People Actually Liked It?
My colleague said I could do it. Honestly. That confidence meant more than any tutorial. Other teachers gave feedback. Frank. Humbling. One integrated it immediately. Called it useful.
My son loved it. Tested it relentlessly. Told his school. Then did what only a twelve-year-old could do. Asked an LLM if LibraryAid would succeed. It said “yes.” Contemporary parenting moments.
The Kids Reacted
Something shifted. Unenthused readers wanted the library. It became a treasure hunt.

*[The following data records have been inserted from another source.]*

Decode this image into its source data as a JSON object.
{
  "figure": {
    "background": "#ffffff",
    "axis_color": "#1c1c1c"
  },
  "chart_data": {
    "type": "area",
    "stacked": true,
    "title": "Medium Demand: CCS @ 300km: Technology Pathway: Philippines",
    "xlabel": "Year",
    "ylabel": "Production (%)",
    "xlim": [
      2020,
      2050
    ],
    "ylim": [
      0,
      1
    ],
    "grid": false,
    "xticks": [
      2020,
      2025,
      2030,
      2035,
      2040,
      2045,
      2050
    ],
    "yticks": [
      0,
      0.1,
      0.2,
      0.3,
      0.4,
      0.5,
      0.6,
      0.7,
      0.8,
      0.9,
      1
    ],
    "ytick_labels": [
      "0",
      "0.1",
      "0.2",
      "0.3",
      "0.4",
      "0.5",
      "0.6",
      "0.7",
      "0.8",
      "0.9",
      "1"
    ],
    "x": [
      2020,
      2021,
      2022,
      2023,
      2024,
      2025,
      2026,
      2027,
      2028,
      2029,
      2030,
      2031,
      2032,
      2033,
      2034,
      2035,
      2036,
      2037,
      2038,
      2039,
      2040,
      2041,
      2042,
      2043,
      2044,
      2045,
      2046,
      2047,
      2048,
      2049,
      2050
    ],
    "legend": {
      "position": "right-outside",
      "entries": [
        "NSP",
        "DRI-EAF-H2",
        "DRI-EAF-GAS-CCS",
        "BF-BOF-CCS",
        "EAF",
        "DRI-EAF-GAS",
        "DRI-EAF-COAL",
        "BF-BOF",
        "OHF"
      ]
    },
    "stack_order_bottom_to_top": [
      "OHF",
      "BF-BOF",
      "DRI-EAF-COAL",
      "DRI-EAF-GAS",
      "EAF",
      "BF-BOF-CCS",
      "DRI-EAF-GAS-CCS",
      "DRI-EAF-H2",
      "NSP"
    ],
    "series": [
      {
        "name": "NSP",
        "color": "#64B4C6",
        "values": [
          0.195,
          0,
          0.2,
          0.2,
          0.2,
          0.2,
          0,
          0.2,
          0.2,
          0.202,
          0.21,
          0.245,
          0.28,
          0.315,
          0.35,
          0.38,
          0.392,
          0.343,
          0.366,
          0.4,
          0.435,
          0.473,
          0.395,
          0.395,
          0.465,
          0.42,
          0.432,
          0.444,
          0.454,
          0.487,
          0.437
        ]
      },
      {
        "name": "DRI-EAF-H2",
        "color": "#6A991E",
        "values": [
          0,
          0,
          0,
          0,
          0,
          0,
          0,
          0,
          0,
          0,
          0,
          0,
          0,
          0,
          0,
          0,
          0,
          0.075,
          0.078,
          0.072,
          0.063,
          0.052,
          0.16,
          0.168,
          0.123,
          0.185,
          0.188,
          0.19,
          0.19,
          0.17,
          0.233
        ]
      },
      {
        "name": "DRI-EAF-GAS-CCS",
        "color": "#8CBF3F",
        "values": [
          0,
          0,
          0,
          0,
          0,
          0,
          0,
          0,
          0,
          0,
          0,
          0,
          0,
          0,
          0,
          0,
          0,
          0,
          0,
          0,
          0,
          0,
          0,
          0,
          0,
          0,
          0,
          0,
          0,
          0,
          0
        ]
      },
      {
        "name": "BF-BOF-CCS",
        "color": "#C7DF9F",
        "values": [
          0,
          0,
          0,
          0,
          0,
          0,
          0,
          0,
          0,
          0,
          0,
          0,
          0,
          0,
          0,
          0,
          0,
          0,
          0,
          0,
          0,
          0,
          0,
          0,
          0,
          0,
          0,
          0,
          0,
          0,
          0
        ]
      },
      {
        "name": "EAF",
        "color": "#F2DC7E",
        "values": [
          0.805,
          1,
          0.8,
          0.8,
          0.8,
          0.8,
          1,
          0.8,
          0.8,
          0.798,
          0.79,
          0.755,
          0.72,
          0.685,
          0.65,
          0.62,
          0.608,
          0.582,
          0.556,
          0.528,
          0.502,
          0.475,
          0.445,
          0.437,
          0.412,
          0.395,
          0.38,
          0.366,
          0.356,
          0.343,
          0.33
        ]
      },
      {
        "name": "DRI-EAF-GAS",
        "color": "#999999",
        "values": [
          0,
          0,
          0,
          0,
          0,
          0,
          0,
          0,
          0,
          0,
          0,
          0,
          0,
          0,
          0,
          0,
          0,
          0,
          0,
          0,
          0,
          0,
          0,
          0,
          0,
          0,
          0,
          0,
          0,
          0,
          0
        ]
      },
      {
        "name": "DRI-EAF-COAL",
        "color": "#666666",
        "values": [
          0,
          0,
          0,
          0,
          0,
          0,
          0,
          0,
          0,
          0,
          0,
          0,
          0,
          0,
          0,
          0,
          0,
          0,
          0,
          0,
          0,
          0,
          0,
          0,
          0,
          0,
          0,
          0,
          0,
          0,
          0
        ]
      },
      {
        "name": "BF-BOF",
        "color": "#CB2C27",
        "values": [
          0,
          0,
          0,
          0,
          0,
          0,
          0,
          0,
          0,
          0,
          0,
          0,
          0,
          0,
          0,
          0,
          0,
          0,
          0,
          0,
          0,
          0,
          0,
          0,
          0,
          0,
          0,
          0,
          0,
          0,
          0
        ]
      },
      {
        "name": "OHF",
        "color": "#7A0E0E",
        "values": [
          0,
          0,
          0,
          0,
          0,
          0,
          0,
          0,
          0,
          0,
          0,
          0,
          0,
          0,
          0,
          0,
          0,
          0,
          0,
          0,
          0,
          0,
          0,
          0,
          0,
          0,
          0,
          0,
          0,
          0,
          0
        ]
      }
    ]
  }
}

One English learner, two grades below his placement. Matched him right. He read three times the average progress of his classmates. Tech didn’t fix him. It just gave him books worth the struggle.
I read aloud Swimming Against the Storm. Environmental theme. Striking impact. Next day? The class swarmed the app for adventure books like that. Human spark. Machine fuel. The app works best beside a teacher. Not instead of one.
What Debugging Taught Me
Fixing code and fixing misunderstanding look alike. Both need patience. Both need hypotheses. Writing adaptive algorithms forced me to think about differentiation.
Most edtech fails. Built for admins, not teachers. Optimizes for dashboards. Ignores thirty distinct children.
The tool surfaces books. It does not guarantee inspiration. One kid showed me her list. Eyes pleading. Lost. The list was great. Classics, gems, comfort, stretch. She only saw the series she knew. The algorithm worked perfectly. She needed a person.
You cannot code trust.
There isn’t a recommendation engine that replaces the moment a child asks, “What do I read now?” and looks at you.
Build tools that extend us. Let AI match. Let us nudge. LibraryAid might be the best thing I’ve ever made. Even better than some lessons.
But it’s not a magic wand.
What do we do when the screen says “try this” and the kid looks blankly at us?